Kuasa hukum menjelaskan bahwa kliennya telah dituduh dan dilaporkan oleh seorang pelapor bernama Andy ke Polda Bali atas dugaan penggelapan dan/atau penipuan. Objek yang dituduhkan oleh pelapor terkait dengan keuangan perusahaan PT Golden Dewata.
Pelapor mengklaim bahwa keuangan perusahaan tersebut telah dirugikan oleh kliennya sebesar Rp89 miliar. Namun, kuasa hukum menegaskan bahwa tuduhan yang dilaporkan oleh pelapor masih dalam tahap dugaan dan kliennya belum terbukti secara sah dan meyakinkan bersalah. Oleh karena itu, kuasa hukum meminta semua pihak untuk mengikuti asas praduga tak bersalah sampai klien kami terbukti secara sah dan meyakinkan bersalah.

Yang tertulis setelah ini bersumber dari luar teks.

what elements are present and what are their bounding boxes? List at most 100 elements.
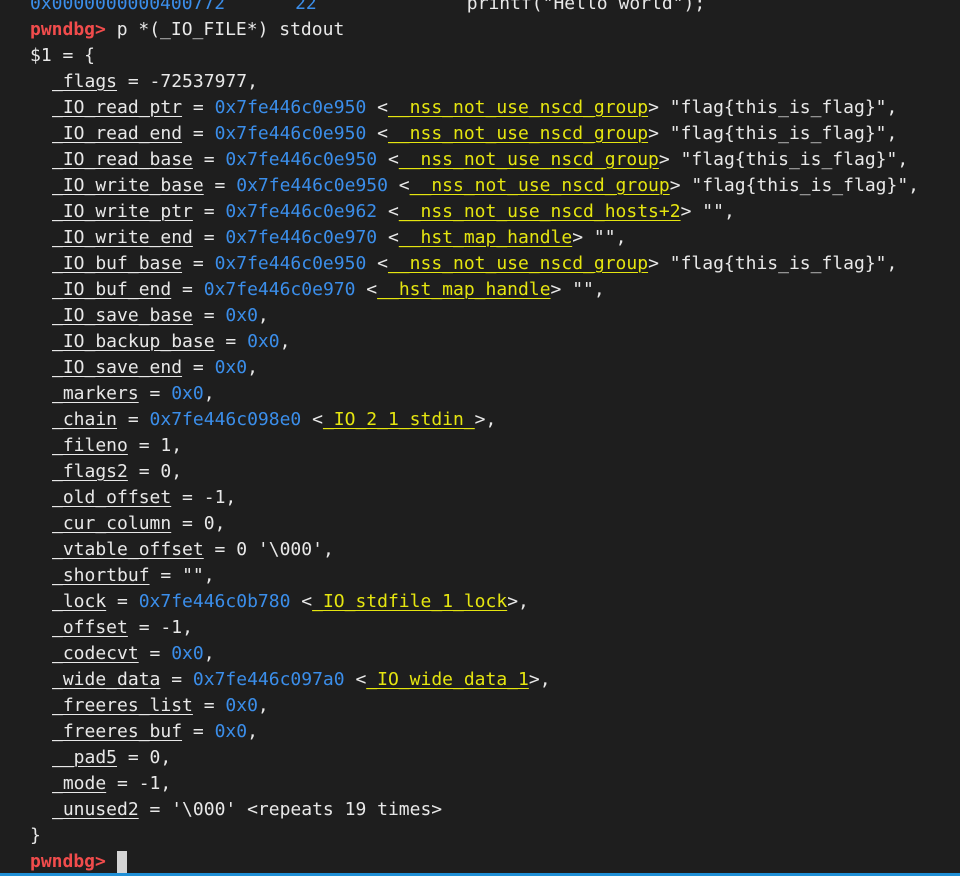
prompt-line[interactable]: pwndbg> <box>0 849 960 875</box>
field-name: _IO_buf_base <box>52 253 183 274</box>
field-value: -1 <box>160 617 183 638</box>
field-string: "flag{this_is_flag}" <box>669 123 887 144</box>
struct-field-line: _mode = -1, <box>52 773 172 794</box>
field-name: _IO_save_end <box>52 357 183 378</box>
command-line: pwndbg> p *(_IO_FILE*) stdout <box>0 17 960 43</box>
result-open-text: $1 = { <box>30 45 96 66</box>
struct-field-line: _IO_write_base = 0x7fe446c0e950 <__nss_n… <box>52 175 920 196</box>
field-name: _IO_write_ptr <box>52 201 193 222</box>
field-address: 0x7fe446c0e950 <box>214 123 367 144</box>
field-symbol: __nss_not_use_nscd_group <box>387 123 649 144</box>
field-address: 0x0 <box>225 305 258 326</box>
field-name: _lock <box>52 591 107 612</box>
struct-field-line: _IO_buf_base = 0x7fe446c0e950 <__nss_not… <box>52 253 898 274</box>
field-address: 0x0 <box>171 643 204 664</box>
field-address: 0x7fe446c0e950 <box>214 97 367 118</box>
field-address: 0x7fe446c097a0 <box>192 669 345 690</box>
struct-field-line: _wide_data = 0x7fe446c097a0 <_IO_wide_da… <box>52 669 551 690</box>
source-context-line: 0x0000000000400772 22 printf("Hello world"… <box>0 0 960 17</box>
terminal-output: 0x0000000000400772 22 printf("Hello world"… <box>0 0 960 875</box>
field-value: '\000' <repeats 19 times> <box>171 799 443 820</box>
field-address: 0x7fe446c0e950 <box>225 149 378 170</box>
field-name: _markers <box>52 383 139 404</box>
struct-field-line: _flags = -72537977, <box>52 71 258 92</box>
struct-field-line: _IO_backup_base = 0x0, <box>52 331 291 352</box>
gdb-prompt-final: pwndbg> <box>30 851 106 872</box>
field-address: 0x7fe446c0e970 <box>225 227 378 248</box>
field-name: _IO_save_base <box>52 305 193 326</box>
field-address: 0x7fe446c098e0 <box>149 409 302 430</box>
struct-field-line: _lock = 0x7fe446c0b780 <_IO_stdfile_1_lo… <box>52 591 529 612</box>
struct-field-line: _freeres_buf = 0x0, <box>52 721 258 742</box>
field-address: 0x0 <box>225 695 258 716</box>
field-value: 0 <box>203 513 215 534</box>
struct-field-line: _IO_read_base = 0x7fe446c0e950 <__nss_no… <box>52 149 909 170</box>
field-address: 0x7fe446c0e962 <box>225 201 378 222</box>
field-name: _IO_write_base <box>52 175 204 196</box>
result-close: } <box>0 823 960 849</box>
field-symbol: __hst_map_handle <box>377 279 551 300</box>
field-address: 0x7fe446c0e950 <box>236 175 388 196</box>
struct-field-line: _codecvt = 0x0, <box>52 643 215 664</box>
field-string: "flag{this_is_flag}" <box>691 175 909 196</box>
field-address: 0x7fe446c0e970 <box>203 279 356 300</box>
struct-field-line: _chain = 0x7fe446c098e0 <_IO_2_1_stdin_>… <box>52 409 497 430</box>
field-address: 0x0 <box>214 721 248 742</box>
field-name: _IO_read_end <box>52 123 183 144</box>
field-name: _old_offset <box>52 487 172 508</box>
field-name: _IO_read_base <box>52 149 193 170</box>
field-name: _codecvt <box>52 643 139 664</box>
field-name: _flags2 <box>52 461 128 482</box>
field-symbol: __hst_map_handle <box>398 227 573 248</box>
field-name: _IO_buf_end <box>52 279 172 300</box>
struct-field-line: _fileno = 1, <box>52 435 183 456</box>
field-value: 0 '\000' <box>236 539 323 560</box>
struct-fields: _flags = -72537977, _IO_read_ptr = 0x7fe4… <box>0 69 960 823</box>
command-text: p *(_IO_FILE*) stdout <box>116 19 345 40</box>
field-address: 0x7fe446c0b780 <box>138 591 291 612</box>
field-name: _IO_backup_base <box>52 331 215 352</box>
struct-field-line: _IO_buf_end = 0x7fe446c0e970 <__hst_map_… <box>52 279 605 300</box>
field-name: _freeres_list <box>52 695 193 716</box>
field-name: _cur_column <box>52 513 172 534</box>
field-name: __pad5 <box>52 747 118 768</box>
field-name: _IO_write_end <box>52 227 193 248</box>
field-value: -1 <box>138 773 161 794</box>
field-name: _vtable_offset <box>52 539 204 560</box>
field-symbol: __nss_not_use_nscd_hosts+2 <box>398 201 681 222</box>
gdb-prompt: pwndbg> <box>30 19 106 40</box>
field-value: -72537977 <box>149 71 248 92</box>
field-string: "flag{this_is_flag}" <box>669 97 887 118</box>
struct-field-line: _flags2 = 0, <box>52 461 183 482</box>
field-symbol: __nss_not_use_nscd_group <box>409 175 670 196</box>
field-value: 0 <box>160 461 172 482</box>
field-name: _freeres_buf <box>52 721 183 742</box>
field-name: _mode <box>52 773 107 794</box>
field-address: 0x0 <box>171 383 204 404</box>
field-address: 0x0 <box>214 357 248 378</box>
struct-field-line: _IO_write_end = 0x7fe446c0e970 <__hst_ma… <box>52 227 627 248</box>
field-value: 1 <box>160 435 172 456</box>
field-symbol: _IO_2_1_stdin_ <box>322 409 475 430</box>
field-symbol: __nss_not_use_nscd_group <box>387 97 649 118</box>
struct-field-line: _freeres_list = 0x0, <box>52 695 269 716</box>
field-address: 0x0 <box>247 331 280 352</box>
struct-field-line: _markers = 0x0, <box>52 383 215 404</box>
result-open: $1 = { <box>0 43 960 69</box>
field-name: _offset <box>52 617 128 638</box>
field-string: "flag{this_is_flag}" <box>669 253 887 274</box>
field-value: "" <box>182 565 204 586</box>
field-address: 0x7fe446c0e950 <box>214 253 367 274</box>
field-name: _unused2 <box>52 799 139 820</box>
struct-field-line: _shortbuf = "", <box>52 565 215 586</box>
field-name: _shortbuf <box>52 565 150 586</box>
field-symbol: _IO_wide_data_1 <box>366 669 529 690</box>
field-string: "flag{this_is_flag}" <box>680 149 898 170</box>
field-name: _IO_read_ptr <box>52 97 183 118</box>
struct-field-line: _IO_save_end = 0x0, <box>52 357 258 378</box>
field-string: "" <box>572 279 594 300</box>
source-code: printf("Hello world"); <box>466 0 706 14</box>
field-string: "" <box>702 201 724 222</box>
struct-field-line: _unused2 = '\000' <repeats 19 times> <box>52 799 443 820</box>
field-symbol: __nss_not_use_nscd_group <box>387 253 649 274</box>
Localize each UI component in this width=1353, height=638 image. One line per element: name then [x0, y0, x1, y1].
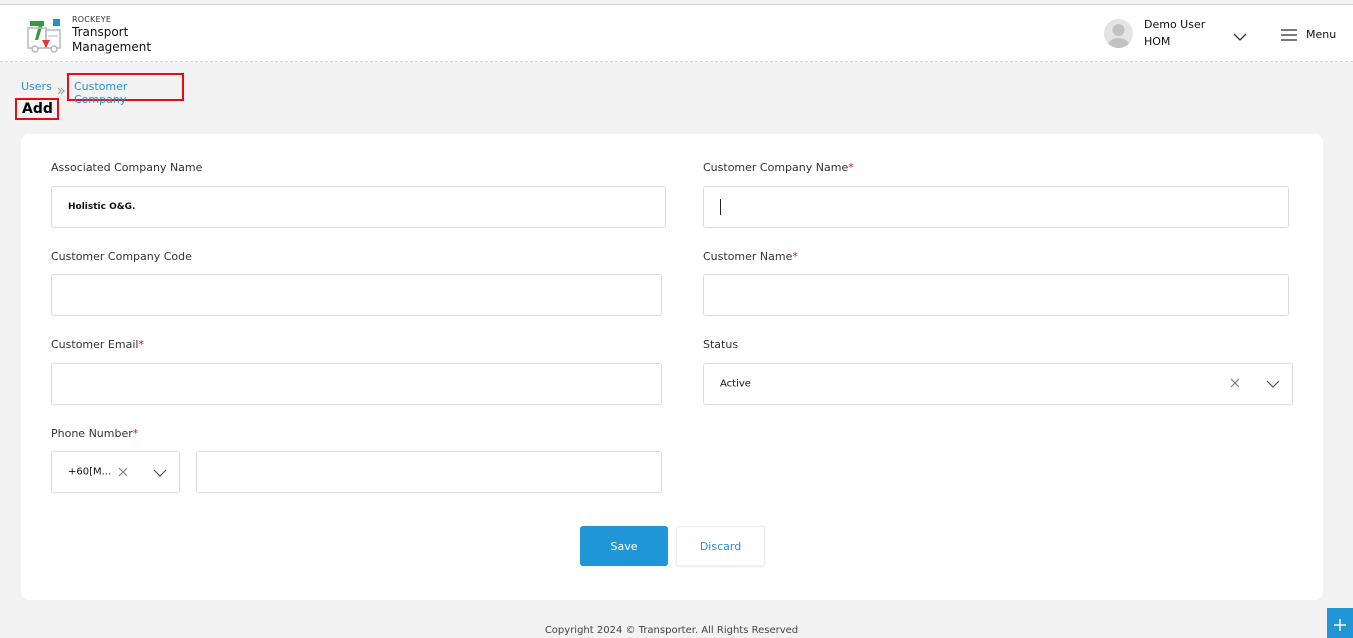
customer-email-label: Customer Email*: [51, 338, 144, 351]
chevron-down-icon[interactable]: [1266, 380, 1280, 389]
phone-country-code-value: +60[M...: [68, 466, 112, 478]
required-mark: *: [132, 427, 139, 440]
phone-number-label-text: Phone Number: [51, 427, 133, 440]
associated-company-label: Associated Company Name: [51, 161, 202, 174]
footer-copyright: Copyright 2024 © Transporter. All Rights…: [544, 625, 799, 636]
user-role: HOM: [1144, 35, 1171, 48]
chevron-down-icon[interactable]: [1232, 28, 1248, 41]
double-chevron-right-icon: [56, 81, 66, 95]
user-avatar[interactable]: [1104, 19, 1133, 48]
phone-number-label: Phone Number*: [51, 427, 138, 440]
customer-company-name-input[interactable]: [703, 186, 1289, 228]
breadcrumb-users-link[interactable]: Users: [21, 80, 52, 93]
status-label-text: Status: [703, 338, 739, 351]
app-logo-icon: [26, 18, 64, 54]
status-label: Status: [703, 338, 738, 351]
brand-line-2: Management: [72, 40, 152, 54]
customer-name-input[interactable]: [703, 274, 1289, 316]
breadcrumb-current[interactable]: Customer Company: [67, 73, 184, 106]
customer-email-label-text: Customer Email: [51, 338, 139, 351]
page-title: Add: [15, 98, 59, 120]
clear-icon[interactable]: [118, 467, 128, 477]
text-cursor: [720, 199, 721, 215]
save-button[interactable]: Save: [580, 526, 668, 566]
discard-button[interactable]: Discard: [676, 526, 765, 566]
brand-small-text: ROCKEYE: [72, 15, 112, 24]
associated-company-label-text: Associated Company Name: [51, 161, 203, 174]
customer-company-name-label: Customer Company Name*: [703, 161, 854, 174]
plus-icon: [1334, 619, 1346, 631]
associated-company-field[interactable]: Holistic O&G.: [51, 186, 666, 228]
customer-company-code-label: Customer Company Code: [51, 250, 192, 263]
clear-icon[interactable]: [1230, 378, 1240, 388]
required-mark: *: [138, 338, 144, 351]
customer-name-label-text: Customer Name: [703, 250, 793, 263]
customer-company-code-label-text: Customer Company Code: [51, 250, 192, 263]
brand-name: ROCKEYE Transport Management: [72, 15, 151, 55]
phone-number-input[interactable]: [196, 451, 662, 493]
required-mark: *: [848, 161, 854, 174]
customer-company-name-label-text: Customer Company Name: [703, 161, 849, 174]
associated-company-value: Holistic O&G.: [68, 202, 136, 212]
status-select[interactable]: Active: [703, 363, 1293, 405]
hamburger-menu-icon[interactable]: [1281, 27, 1297, 41]
phone-country-code-select[interactable]: +60[M...: [51, 451, 180, 493]
user-name[interactable]: Demo User: [1144, 18, 1205, 32]
status-value: Active: [720, 378, 751, 390]
top-header: ROCKEYE Transport Management Demo User H…: [0, 4, 1353, 62]
chevron-down-icon[interactable]: [153, 469, 167, 478]
customer-email-input[interactable]: [51, 363, 662, 405]
menu-label[interactable]: Menu: [1306, 28, 1336, 41]
required-mark: *: [792, 250, 798, 263]
customer-company-code-input[interactable]: [51, 274, 662, 316]
add-floating-button[interactable]: [1327, 608, 1353, 638]
customer-name-label: Customer Name*: [703, 250, 798, 263]
brand-line-1: Transport: [72, 25, 129, 39]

“Perlu diketahui sebelum lebih jauh, tuduhan dari Pelapor dalam Laporannya di Polda Bali terhadap klien kami masih dalam ranah yang sifatnya dugaan, artinya sekarang ini saja masih dalam tahap P-19. Artinya Kejaksaan Tinggi Bali saja masih menolak dan ingin penyidik yang menangani laporan untuk melengkapi bukti-buktinya apakah tuduhan terhadap klien kami tersebut benar-benar meyakinkan suatu pidana untuk dilanjutkan ke proses penuntutan dan bukan atau belum pada tahap berkekuatan hukum tetap oleh Pengadilan sebagai terpidana," ujar Noverizky sebagai salah satu tim pengacara Ri-Yaz Group Malaysia.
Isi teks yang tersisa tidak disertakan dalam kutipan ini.